### 1. Use fastext after training to find similar and opposite words

In [117]:
from gensim.models import FastText

model = FastText.load("fasttext.model")

In [118]:
def print_similar_opposite_words(input_word):
    # 10 Most similar words
    print(f"Similar words to '{input_word}':")
    for word, score in model.wv.most_similar(input_word, topn=10):
        print(f"{word}: {score:.4f}")


    # 10 most opposite words   
    vocab = list(model.wv.index_to_key)

    sims = [(word, model.wv.similarity(input_word, word)) for word in vocab if word != input_word]

    opposites = sorted(sims, key=lambda x: x[1])[:10]

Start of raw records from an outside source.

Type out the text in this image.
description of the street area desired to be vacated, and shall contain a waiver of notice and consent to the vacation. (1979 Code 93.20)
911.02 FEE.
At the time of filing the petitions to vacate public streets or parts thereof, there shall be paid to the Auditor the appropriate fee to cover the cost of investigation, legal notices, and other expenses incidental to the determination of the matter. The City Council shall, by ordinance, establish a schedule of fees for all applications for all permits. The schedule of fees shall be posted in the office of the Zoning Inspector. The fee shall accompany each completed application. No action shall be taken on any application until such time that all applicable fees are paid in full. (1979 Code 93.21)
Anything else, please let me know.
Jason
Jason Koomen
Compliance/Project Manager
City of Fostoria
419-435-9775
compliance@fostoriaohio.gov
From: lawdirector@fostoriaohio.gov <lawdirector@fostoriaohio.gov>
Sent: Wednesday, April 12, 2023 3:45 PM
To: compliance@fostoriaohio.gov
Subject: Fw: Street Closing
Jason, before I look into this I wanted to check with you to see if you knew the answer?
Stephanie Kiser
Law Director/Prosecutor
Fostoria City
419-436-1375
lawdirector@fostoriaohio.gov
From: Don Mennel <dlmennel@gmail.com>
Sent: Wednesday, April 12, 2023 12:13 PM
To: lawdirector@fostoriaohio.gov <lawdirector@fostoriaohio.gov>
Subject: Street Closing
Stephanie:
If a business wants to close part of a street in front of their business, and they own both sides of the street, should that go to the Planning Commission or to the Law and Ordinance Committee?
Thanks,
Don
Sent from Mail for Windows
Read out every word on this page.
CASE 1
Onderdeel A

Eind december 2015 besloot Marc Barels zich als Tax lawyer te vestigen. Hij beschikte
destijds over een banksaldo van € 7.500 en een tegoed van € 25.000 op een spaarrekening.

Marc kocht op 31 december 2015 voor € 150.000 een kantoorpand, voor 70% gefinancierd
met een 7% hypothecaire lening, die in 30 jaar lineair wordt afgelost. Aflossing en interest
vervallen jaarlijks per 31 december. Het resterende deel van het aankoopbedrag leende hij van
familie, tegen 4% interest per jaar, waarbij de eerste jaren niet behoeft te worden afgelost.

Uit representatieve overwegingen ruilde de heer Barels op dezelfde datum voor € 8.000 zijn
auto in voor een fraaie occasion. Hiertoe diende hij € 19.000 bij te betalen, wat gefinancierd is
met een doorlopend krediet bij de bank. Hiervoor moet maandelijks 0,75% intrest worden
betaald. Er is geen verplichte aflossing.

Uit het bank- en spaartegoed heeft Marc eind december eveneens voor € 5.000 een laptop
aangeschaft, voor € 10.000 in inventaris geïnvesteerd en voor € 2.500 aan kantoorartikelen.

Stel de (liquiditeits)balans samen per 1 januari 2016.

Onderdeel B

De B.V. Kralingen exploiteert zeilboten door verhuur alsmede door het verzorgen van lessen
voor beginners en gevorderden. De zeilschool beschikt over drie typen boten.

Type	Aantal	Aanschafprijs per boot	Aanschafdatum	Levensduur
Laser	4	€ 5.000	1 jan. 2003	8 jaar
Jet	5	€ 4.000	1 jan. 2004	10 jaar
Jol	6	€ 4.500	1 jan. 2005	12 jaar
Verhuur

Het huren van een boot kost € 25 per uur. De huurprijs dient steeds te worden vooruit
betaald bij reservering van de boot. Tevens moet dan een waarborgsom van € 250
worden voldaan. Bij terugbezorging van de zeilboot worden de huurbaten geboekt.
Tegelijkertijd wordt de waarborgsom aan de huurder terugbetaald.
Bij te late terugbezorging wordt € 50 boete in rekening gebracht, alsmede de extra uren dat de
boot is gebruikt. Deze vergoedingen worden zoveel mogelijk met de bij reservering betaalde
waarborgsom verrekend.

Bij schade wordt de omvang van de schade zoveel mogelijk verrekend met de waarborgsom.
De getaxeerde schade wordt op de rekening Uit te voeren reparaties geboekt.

    print(f"\nWords least similar to '{input_word}':")
    for word, score in opposites:
        print(f"{word}: {score:.4f}")

In [119]:
print_similar_opposite_words('hard')

Similar words to 'hard':
harder: 0.6709
hardee: 0.6031
diehard: 0.6010
hardy: 0.5983
hardees: 0.5923
hardback: 0.5915
gerhard: 0.5586
hards: 0.5558
hardened: 0.5438
harden: 0.5290

Words least similar to 'hard':
et: -0.0371
vie: -0.0276
tour: -0.0221
opa: -0.0101
ni: -0.0099
park: -0.0076
series: -0.0038
court: 0.0009
kaffe: 0.0036
vi: 0.0069


In [120]:
print_similar_opposite_words('computer')

Similar words to 'computer':
compute: 0.9480
computerized: 0.8861
computing: 0.8002
compusa: 0.7481
compulsory: 0.7211
smartphone: 0.6144
smartphones: 0.6142
laptop: 0.5995
macbook: 0.5841
ipads: 0.5825

Words least similar to 'computer':
sau: -0.0832
louisian: -0.0488
carolina: -0.0485
lua: -0.0447
mais: -0.0437
louisiana: -0.0412
oli: -0.0382
lau: -0.0363
trini: -0.0308
dinic: -0.0303


In [121]:
print_similar_opposite_words('woman')

Similar words to 'woman':
saleswoman: 0.6918
lady: 0.6102
men: 0.5889
womens: 0.5608
gentleman: 0.5163
ottoman: 0.5114
cattleman: 0.4880
lipman: 0.4771
girl: 0.4721
bauman: 0.4705

Words least similar to 'woman':
ono: -0.0269
ap: -0.0253
no: -0.0210
re: -0.0071
java: -0.0067
surf: -0.0066
ao: -0.0036
noms: -0.0033
pana: -0.0019
mahi: -0.0013


### 2. Test pretrained model

In [None]:
import fasttext

def load_pretrained_fasttext():
    model = fasttext.load_model("cc.en.300.bin")
    return model

def get_similar_words(model, word, n=10):
    similar_words = model.get_nearest_neighbors(word, k=n)
    return similar_words

def get_opposite_words(model, word, n=10, search_k=10000):
    word_vector = model.get_word_vector(word)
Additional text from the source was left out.